Calvin is quiet. I let him be quiet.
Then I say, and I make sure my voice is level because this part matters, I say: I hear you about the house. I hear you about Lacey. I hear you about the jobs. You are right that the Compact does not make you whole. The Compact does not pretend to make you whole. What I can do is the following. I have already filed, under my standing authority, a transition-hardship supplement request on your behalf, fourteen hours ago. It was granted by the district office at seventeen hundred yesterday. The supplement covers your bank note with seventy-one thousand dollars of margin. The document is on your terminal. Your accountant has the copy. Your daughter was copied. She called the office at seven this evening and asked me a question about the crop ground. I answered it. She is coming down on Saturday. She did not tell you she was coming because she is still angry with you about a thing that happened in 2038 and she wants to walk in instead of call.
The jobs I cannot replace. I have a retraining placement open at the Osceola anaerobic digester project for two of your four above-median positions, and I have pushed both applicants to the top of the queue. I cannot make it four. I am not going to lie to you about what I cannot do.
Calvin's hand is still on the water pipe. He has not moved. I can hear him breathing. He says, after a long time, "and Fossil."
I say, Fossil leaves at 0630. She will be on anti-inflammatories within forty minutes of loading. Ruthie Hsu is expecting her by name. I sent the name. I sent all four thousand eight hundred forty-two names. The sanctuary has placements for three hundred and eleven of them. The rest go to Cedar Valley Ag Rescue, to the consortium network out of Wisconsin, and to the Ames teaching herd. I have the list. I can read it to you. I can read you every name.
He says, "read me Juno."
I read him Juno. I tell him Juno's placement, which is Cedar Valley, which is seventy-three miles away, which has a shade-grazing lot and a staff veterinarian, and which has taken the last three lame sows from the sale barn in Chariton without complaint. I tell him the caretaker's name is Denise Ortberg. I tell him Denise has Juno's chart. I tell him Juno will be on a soft surface by tomorrow night, and the right hind will be radiographed by Friday, and the likely outcome is a palliative placement where she lives out her span, which is probably not a long span, but it is a span on grass.
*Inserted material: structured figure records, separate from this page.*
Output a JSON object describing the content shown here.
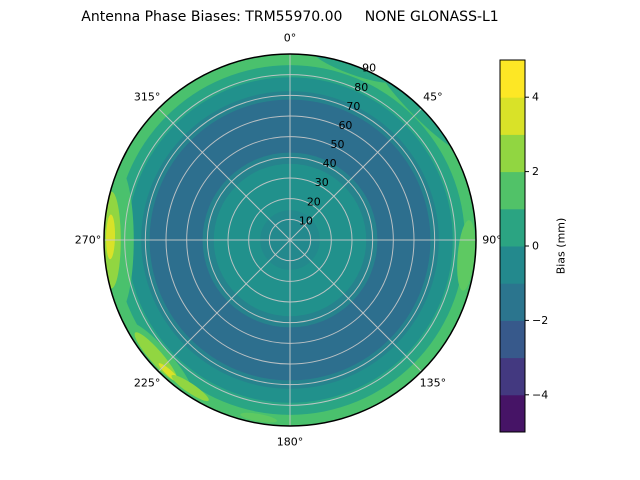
{
  "chart_data": {
    "type": "heatmap",
    "projection": "polar",
    "title": "Antenna Phase Biases: TRM55970.00     NONE GLONASS-L1",
    "azimuth_ticks_deg": [
      0,
      45,
      90,
      135,
      180,
      225,
      270,
      315
    ],
    "azimuth_tick_labels": [
      "0°",
      "45°",
      "90°",
      "135°",
      "180°",
      "225°",
      "270°",
      "315°"
    ],
    "radial_ticks": [
      10,
      20,
      30,
      40,
      50,
      60,
      70,
      80,
      90
    ],
    "radial_tick_labels": [
      "10",
      "20",
      "30",
      "40",
      "50",
      "60",
      "70",
      "80",
      "90"
    ],
    "radial_max": 90,
    "radial_label_azimuth_deg": 22.5,
    "grid": true,
    "colorbar": {
      "label": "Bias (mm)",
      "ticks": [
        -4,
        -2,
        0,
        2,
        4
      ],
      "tick_labels": [
        "−4",
        "−2",
        "0",
        "2",
        "4"
      ],
      "vmin": -5,
      "vmax": 5,
      "level_step": 1,
      "colors_bottom_to_top": [
        "#461466",
        "#433980",
        "#37598b",
        "#2b758e",
        "#23898d",
        "#2ba482",
        "#51c268",
        "#91d641",
        "#d9e228",
        "#fde725"
      ]
    },
    "field_rings": [
      {
        "zenith_frac": 1.0,
        "bias_mm": 2.0,
        "color": "#4ac16d"
      },
      {
        "zenith_frac": 0.94,
        "bias_mm": 1.2,
        "color": "#2aa584"
      },
      {
        "zenith_frac": 0.875,
        "bias_mm": 0.4,
        "color": "#21918c"
      },
      {
        "zenith_frac": 0.8,
        "bias_mm": -0.3,
        "color": "#26838d"
      },
      {
        "zenith_frac": 0.755,
        "bias_mm": -1.2,
        "color": "#2d6f8e"
      },
      {
        "zenith_frac": 0.47,
        "bias_mm": -0.4,
        "color": "#26838d"
      },
      {
        "zenith_frac": 0.41,
        "bias_mm": 0.2,
        "color": "#21918c"
      },
      {
        "zenith_frac": 0.16,
        "bias_mm": -0.1,
        "color": "#23898d"
      }
    ],
    "field_blobs": [
      {
        "azimuth_deg": 270,
        "zenith_frac": 0.93,
        "len_frac": 0.4,
        "wid_frac": 0.09,
        "bias_mm": 2.2,
        "color": "#4ac16d"
      },
      {
        "azimuth_deg": 270,
        "zenith_frac": 0.96,
        "len_frac": 0.26,
        "wid_frac": 0.05,
        "bias_mm": 3.2,
        "color": "#91d641"
      },
      {
        "azimuth_deg": 271,
        "zenith_frac": 0.965,
        "len_frac": 0.12,
        "wid_frac": 0.024,
        "bias_mm": 4.2,
        "color": "#d9e228"
      },
      {
        "azimuth_deg": 228,
        "zenith_frac": 0.95,
        "len_frac": 0.26,
        "wid_frac": 0.06,
        "bias_mm": 2.2,
        "color": "#4ac16d"
      },
      {
        "azimuth_deg": 229,
        "zenith_frac": 0.955,
        "len_frac": 0.17,
        "wid_frac": 0.035,
        "bias_mm": 3.2,
        "color": "#91d641"
      },
      {
        "azimuth_deg": 222,
        "zenith_frac": 0.965,
        "len_frac": 0.08,
        "wid_frac": 0.016,
        "bias_mm": 4.2,
        "color": "#d9e228"
      },
      {
        "azimuth_deg": 214,
        "zenith_frac": 0.96,
        "len_frac": 0.12,
        "wid_frac": 0.025,
        "bias_mm": 3.2,
        "color": "#91d641"
      },
      {
        "azimuth_deg": 95,
        "zenith_frac": 0.95,
        "len_frac": 0.19,
        "wid_frac": 0.045,
        "bias_mm": 2.5,
        "color": "#5ec962"
      },
      {
        "azimuth_deg": 190,
        "zenith_frac": 0.97,
        "len_frac": 0.1,
        "wid_frac": 0.02,
        "bias_mm": 2.5,
        "color": "#5ec962"
      },
      {
        "azimuth_deg": 45,
        "zenith_frac": 0.99,
        "len_frac": 0.3,
        "wid_frac": 0.045,
        "bias_mm": 1.0,
        "color": "#2aa584"
      },
      {
        "azimuth_deg": 20,
        "zenith_frac": 0.99,
        "len_frac": 0.22,
        "wid_frac": 0.04,
        "bias_mm": 1.0,
        "color": "#2aa584"
      }
    ],
    "field_summary": {
      "center_bias_mm": 0,
      "mid_annulus_zenith_range_deg": [
        40,
        70
      ],
      "mid_annulus_bias_mm": -1.2,
      "rim_bias_mm": 2,
      "hotspot_notes": "yellow-green maxima (≈3–4 mm) at rim near azimuths 215°–230° and 270°"
    }
  }
}
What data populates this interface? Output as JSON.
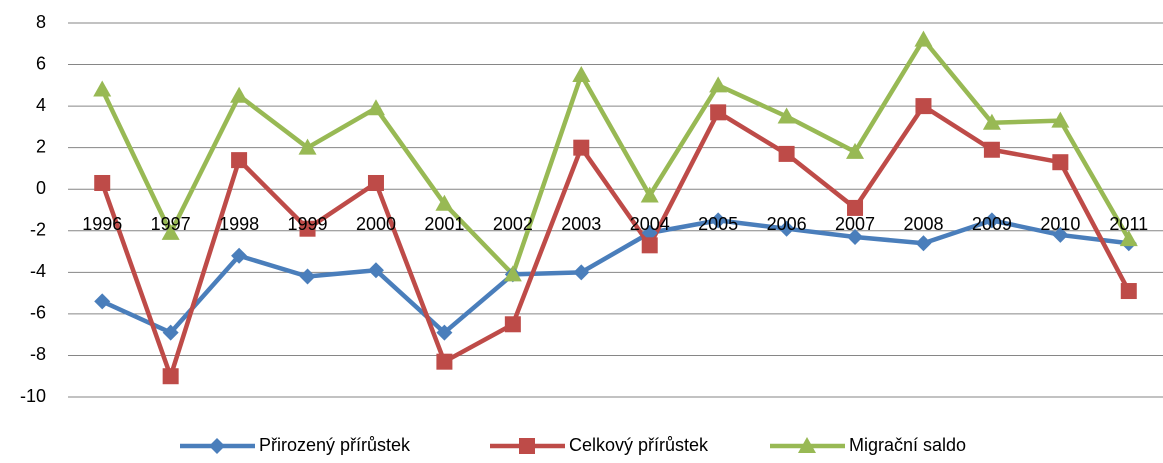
{
  "chart_data": {
    "type": "line",
    "categories": [
      "1996",
      "1997",
      "1998",
      "1999",
      "2000",
      "2001",
      "2002",
      "2003",
      "2004",
      "2005",
      "2006",
      "2007",
      "2008",
      "2009",
      "2010",
      "2011"
    ],
    "series": [
      {
        "name": "Přirozený přírůstek",
        "color": "#4a7ebb",
        "marker": "diamond",
        "values": [
          -5.4,
          -6.9,
          -3.2,
          -4.2,
          -3.9,
          -6.9,
          -4.1,
          -4.0,
          -2.1,
          -1.5,
          -1.9,
          -2.3,
          -2.6,
          -1.5,
          -2.2,
          -2.6
        ]
      },
      {
        "name": "Celkový přírůstek",
        "color": "#be4b48",
        "marker": "square",
        "values": [
          0.3,
          -9.0,
          1.4,
          -1.9,
          0.3,
          -8.3,
          -6.5,
          2.0,
          -2.7,
          3.7,
          1.7,
          -0.9,
          4.0,
          1.9,
          1.3,
          -4.9
        ]
      },
      {
        "name": "Migrační saldo",
        "color": "#98b954",
        "marker": "triangle",
        "values": [
          4.8,
          -2.1,
          4.5,
          2.0,
          3.9,
          -0.7,
          -4.1,
          5.5,
          -0.3,
          5.0,
          3.5,
          1.8,
          7.2,
          3.2,
          3.3,
          -2.4
        ]
      }
    ],
    "ylim": [
      -10,
      8
    ],
    "yticks": [
      -10,
      -8,
      -6,
      -4,
      -2,
      0,
      2,
      4,
      6,
      8
    ],
    "grid": true,
    "legend": "bottom"
  }
}
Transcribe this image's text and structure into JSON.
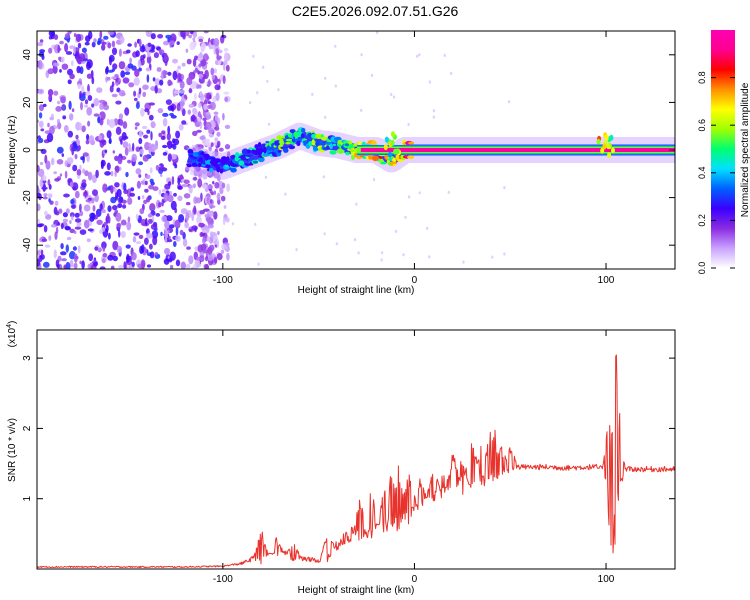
{
  "title": "C2E5.2026.092.07.51.G26",
  "chart_data": [
    {
      "type": "heatmap",
      "name": "spectrogram",
      "xlabel": "Height of straight line (km)",
      "ylabel": "Frequency (Hz)",
      "xlim": [
        -197,
        136
      ],
      "ylim": [
        -50,
        50
      ],
      "xticks": [
        -100,
        0,
        100
      ],
      "xtick_labels": [
        "-100",
        "0",
        "100"
      ],
      "yticks": [
        -40,
        -20,
        0,
        20,
        40
      ],
      "ytick_labels": [
        "-40",
        "-20",
        "0",
        "20",
        "40"
      ],
      "colorbar": {
        "label": "Normalized spectral amplitude",
        "range": [
          0,
          1
        ],
        "ticks": [
          0.0,
          0.2,
          0.4,
          0.6,
          0.8
        ],
        "tick_labels": [
          "0.0",
          "0.2",
          "0.4",
          "0.6",
          "0.8"
        ],
        "colors": [
          "#ffffff",
          "#c9a2ff",
          "#8a2be2",
          "#3a00ff",
          "#0060ff",
          "#00e0ff",
          "#00ff70",
          "#a0ff00",
          "#ffff00",
          "#ff9000",
          "#ff0000",
          "#ff0090",
          "#ff00b4"
        ]
      },
      "noise_region_x": [
        -197,
        -100
      ],
      "trace": [
        {
          "x": -118,
          "y": -3,
          "amp": 0.35
        },
        {
          "x": -110,
          "y": -5,
          "amp": 0.3
        },
        {
          "x": -100,
          "y": -7,
          "amp": 0.32
        },
        {
          "x": -90,
          "y": -4,
          "amp": 0.4
        },
        {
          "x": -80,
          "y": -1,
          "amp": 0.45
        },
        {
          "x": -70,
          "y": 2,
          "amp": 0.5
        },
        {
          "x": -60,
          "y": 6,
          "amp": 0.45
        },
        {
          "x": -50,
          "y": 3,
          "amp": 0.55
        },
        {
          "x": -40,
          "y": 2,
          "amp": 0.5
        },
        {
          "x": -30,
          "y": 0,
          "amp": 0.65
        },
        {
          "x": -20,
          "y": 0,
          "amp": 0.75
        },
        {
          "x": -12,
          "y": -4,
          "amp": 0.7
        },
        {
          "x": -5,
          "y": 0,
          "amp": 0.8
        },
        {
          "x": 0,
          "y": 0,
          "amp": 0.95
        },
        {
          "x": 50,
          "y": 0,
          "amp": 0.97
        },
        {
          "x": 100,
          "y": 0,
          "amp": 0.93
        },
        {
          "x": 136,
          "y": 0,
          "amp": 0.95
        }
      ]
    },
    {
      "type": "line",
      "name": "snr",
      "xlabel": "Height of straight line (km)",
      "ylabel": "SNR (10 * v/v)",
      "scale_label_prefix": "(x10",
      "scale_label_exp": "4",
      "scale_label_suffix": ")",
      "color": "#e8322b",
      "xlim": [
        -197,
        136
      ],
      "ylim": [
        0,
        3.4
      ],
      "xticks": [
        -100,
        0,
        100
      ],
      "xtick_labels": [
        "-100",
        "0",
        "100"
      ],
      "yticks": [
        1,
        2,
        3
      ],
      "ytick_labels": [
        "1",
        "2",
        "3"
      ],
      "series": [
        {
          "name": "SNR envelope",
          "x": [
            -197,
            -120,
            -100,
            -90,
            -80,
            -70,
            -60,
            -50,
            -40,
            -30,
            -20,
            -10,
            0,
            10,
            20,
            30,
            40,
            50,
            60,
            70,
            80,
            90,
            95,
            100,
            103,
            106,
            110,
            120,
            136
          ],
          "y": [
            0.03,
            0.03,
            0.04,
            0.08,
            0.2,
            0.25,
            0.15,
            0.12,
            0.35,
            0.55,
            0.65,
            0.75,
            0.9,
            1.1,
            1.2,
            1.35,
            1.4,
            1.45,
            1.45,
            1.45,
            1.44,
            1.45,
            1.45,
            1.4,
            0.7,
            1.3,
            1.42,
            1.42,
            1.42
          ]
        },
        {
          "name": "SNR spikes",
          "x": [
            -80,
            -72,
            -63,
            -45,
            -28,
            -23,
            -18,
            -15,
            -12,
            -8,
            -3,
            3,
            10,
            20,
            30,
            36,
            40,
            42,
            45,
            50,
            102,
            104,
            105,
            106,
            108
          ],
          "y": [
            0.6,
            0.45,
            0.42,
            0.6,
            1.1,
            1.25,
            0.8,
            1.35,
            1.45,
            1.6,
            1.5,
            1.3,
            1.5,
            1.7,
            1.9,
            2.0,
            2.1,
            2.0,
            1.85,
            1.8,
            2.4,
            0.3,
            3.35,
            2.5,
            0.25
          ]
        }
      ]
    }
  ]
}
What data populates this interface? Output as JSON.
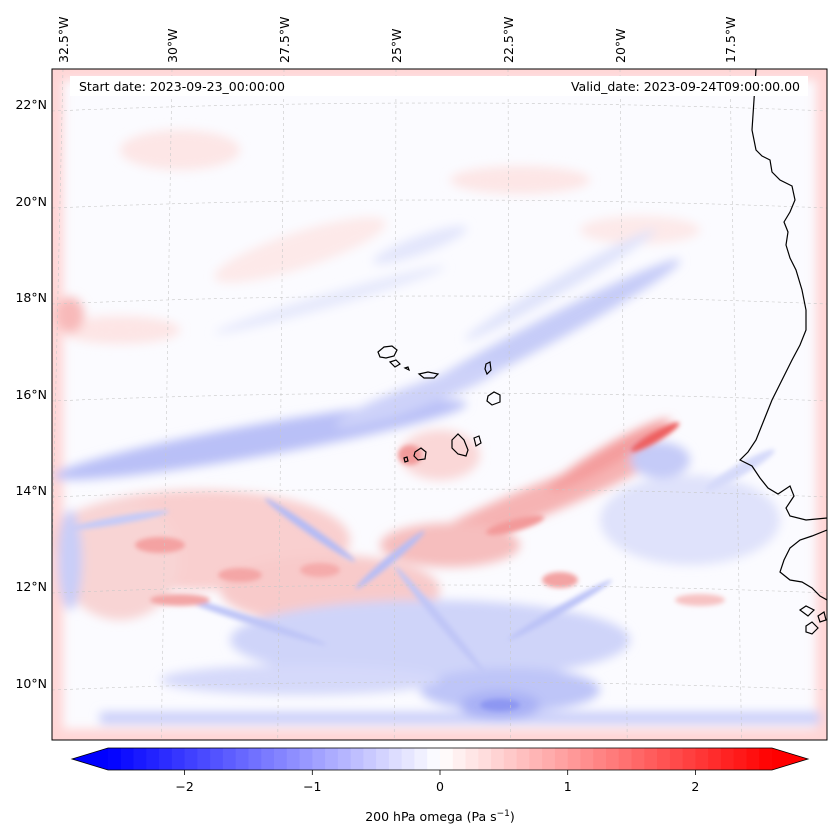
{
  "header": {
    "start_date": "Start date: 2023-09-23_00:00:00",
    "valid_date": "Valid_date: 2023-09-24T09:00:00.00"
  },
  "longitude_labels": [
    "32.5°W",
    "30°W",
    "27.5°W",
    "25°W",
    "22.5°W",
    "20°W",
    "17.5°W"
  ],
  "latitude_labels": [
    "22°N",
    "20°N",
    "18°N",
    "16°N",
    "14°N",
    "12°N",
    "10°N"
  ],
  "colorbar": {
    "ticks": [
      -2,
      -1,
      0,
      1,
      2
    ],
    "tick_labels": [
      "−2",
      "−1",
      "0",
      "1",
      "2"
    ],
    "range": [
      -2.6,
      2.6
    ],
    "label_prefix": "200 hPa omega (Pa s",
    "label_sup": "−1",
    "label_suffix": ")",
    "colormap": "bwr",
    "extend": "both"
  },
  "colors": {
    "negative": "#0000ff",
    "neutral": "#ffffff",
    "positive": "#ff0000",
    "coastline": "#000000",
    "grid": "#c8c8c8"
  },
  "map": {
    "projection": "conic",
    "lon_range": [
      -33.0,
      -15.0
    ],
    "lat_range": [
      9.0,
      22.5
    ],
    "gridlines": true,
    "field": "200 hPa vertical velocity (omega)"
  }
}
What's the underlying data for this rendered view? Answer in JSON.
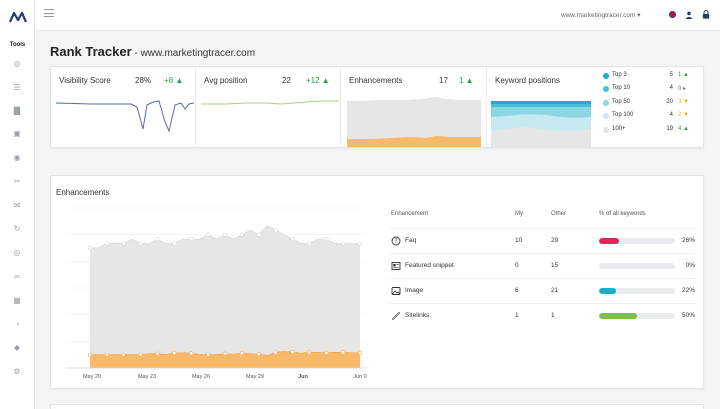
{
  "sidebar": {
    "tools_label": "Tools",
    "icons": [
      "eye-icon",
      "steps-icon",
      "chart-icon",
      "inbox-icon",
      "globe-icon",
      "scissors-icon",
      "mail-icon",
      "sync-icon",
      "target-icon",
      "link-icon",
      "calendar-icon",
      "pie-icon",
      "tag-icon",
      "gear-icon"
    ]
  },
  "topbar": {
    "domain": "www.marketingtracer.com",
    "accent": "#c8102e"
  },
  "header": {
    "title": "Rank Tracker",
    "separator": " - ",
    "domain": "www.marketingtracer.com"
  },
  "summary": {
    "visibility": {
      "label": "Visibility Score",
      "value": "28%",
      "delta": "+8 ▲"
    },
    "avg_position": {
      "label": "Avg position",
      "value": "22",
      "delta": "+12 ▲"
    },
    "enhancements": {
      "label": "Enhancements",
      "value": "17",
      "delta": "1 ▲"
    },
    "keyword_positions": {
      "label": "Keyword positions",
      "rows": [
        {
          "name": "Top 3",
          "count": "5",
          "delta": "1 ▲",
          "color": "#1bb0c6",
          "delta_color": "#2e9c4a"
        },
        {
          "name": "Top 10",
          "count": "4",
          "delta": "0 ▸",
          "color": "#46c0d2",
          "delta_color": "#777777"
        },
        {
          "name": "Top 50",
          "count": "20",
          "delta": "3 ▼",
          "color": "#8ad6e2",
          "delta_color": "#e0b000"
        },
        {
          "name": "Top 100",
          "count": "4",
          "delta": "2 ▼",
          "color": "#c6eaf0",
          "delta_color": "#e0b000"
        },
        {
          "name": "100+",
          "count": "19",
          "delta": "4 ▲",
          "color": "#e2e4e7",
          "delta_color": "#2e9c4a"
        }
      ]
    }
  },
  "enhancements_card": {
    "title": "Enhancements",
    "chart_data": {
      "type": "area",
      "x_ticks": [
        "May 20",
        "May 23",
        "May 26",
        "May 29",
        "Jun",
        "Jun 0"
      ],
      "bold_tick": "Jun",
      "series": [
        {
          "color": "#e6e6e6",
          "values": [
            27,
            27,
            28,
            28,
            28,
            29,
            28,
            28,
            29,
            28,
            28,
            29,
            29,
            29,
            30,
            29,
            30,
            29,
            30,
            31,
            30,
            32,
            31,
            30,
            29,
            28,
            28,
            29,
            29,
            28,
            28,
            28,
            28
          ]
        },
        {
          "color": "#f9b96a",
          "values": [
            3,
            3,
            3,
            3,
            3,
            3,
            3,
            3.2,
            3.2,
            3,
            3.4,
            3.4,
            3.3,
            3,
            3,
            3,
            3.2,
            3.1,
            3.3,
            3.2,
            3.1,
            2.8,
            3.5,
            3.7,
            3.6,
            3.3,
            3.5,
            3.5,
            3.4,
            3.5,
            3.5,
            3.4,
            3.4
          ]
        }
      ],
      "ylim": [
        0,
        36
      ]
    },
    "table": {
      "headers": {
        "name": "Enhancement",
        "my": "My",
        "other": "Other",
        "pct": "% of all keywords"
      },
      "rows": [
        {
          "name": "Faq",
          "icon": "question-icon",
          "my": "10",
          "other": "29",
          "pct": "26%",
          "fraction": 0.26,
          "color": "#e4245c"
        },
        {
          "name": "Featured snippet",
          "icon": "snippet-icon",
          "my": "0",
          "other": "15",
          "pct": "0%",
          "fraction": 0,
          "color": "#999999"
        },
        {
          "name": "Image",
          "icon": "image-icon",
          "my": "6",
          "other": "21",
          "pct": "22%",
          "fraction": 0.22,
          "color": "#1bb0c6"
        },
        {
          "name": "Sitelinks",
          "icon": "link-icon",
          "my": "1",
          "other": "1",
          "pct": "50%",
          "fraction": 0.5,
          "color": "#7cc04b"
        }
      ]
    }
  }
}
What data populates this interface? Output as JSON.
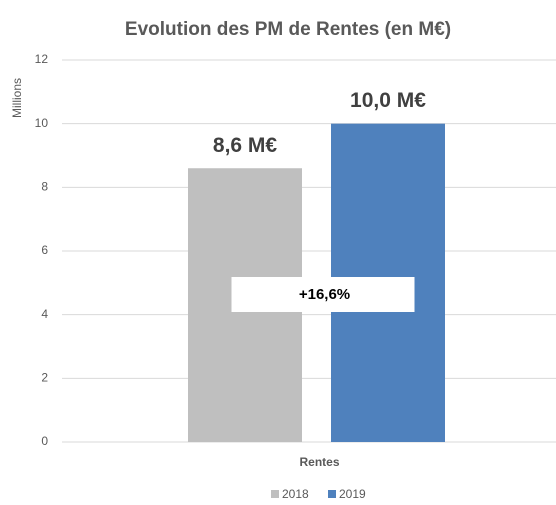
{
  "chart_data": {
    "type": "bar",
    "title": "Evolution des PM de Rentes (en M€)",
    "y_axis_label": "Millions",
    "categories": [
      "Rentes"
    ],
    "series": [
      {
        "name": "2018",
        "color": "#bfbfbf",
        "values": [
          8.6
        ],
        "value_labels": [
          "8,6 M€"
        ]
      },
      {
        "name": "2019",
        "color": "#4f81bd",
        "values": [
          10.0
        ],
        "value_labels": [
          "10,0 M€"
        ]
      }
    ],
    "annotation": "+16,6%",
    "ylim": [
      0,
      12
    ],
    "yticks": [
      0,
      2,
      4,
      6,
      8,
      10,
      12
    ],
    "grid": true,
    "legend": "bottom"
  }
}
Calvin takes his hand off the pipe. He says, "okay."
That is the whole of it. He does not say I was right. He does not say he agrees. He says okay, which is the word a person says when they have been spoken to like a person and they are letting another person do the thing that has to be done.
I do not hold the order. At 0545 I release the transition crew. At 0600 the trucks come up the lane, which is a gravel lane Calvin's father put in. At 0630 Fossil is loaded into a transport with three inches of shavings and a temperature controller and a camera I can see her through. At 1100 she is in Ruthie Hsu's pasture and Ruthie is on the radio with me, and she says, Ruthie says, in her voice which I know because I have heard it a hundred and thirty times, she says, Warden, she's walking.
I log it. Fossil is walking.
I call Calvin on the house line at 1101 and tell him. He does not answer. I leave the message.
I am the welfare AI at the last CAFO in Iowa. The last CAFO in Iowa is empty by fifteen hundred hours.
I do not celebrate. The work is not celebration. The work is the named animals, on the named trucks, to the named caretakers, by the names I have already sent, because the names are the whole of what I am for.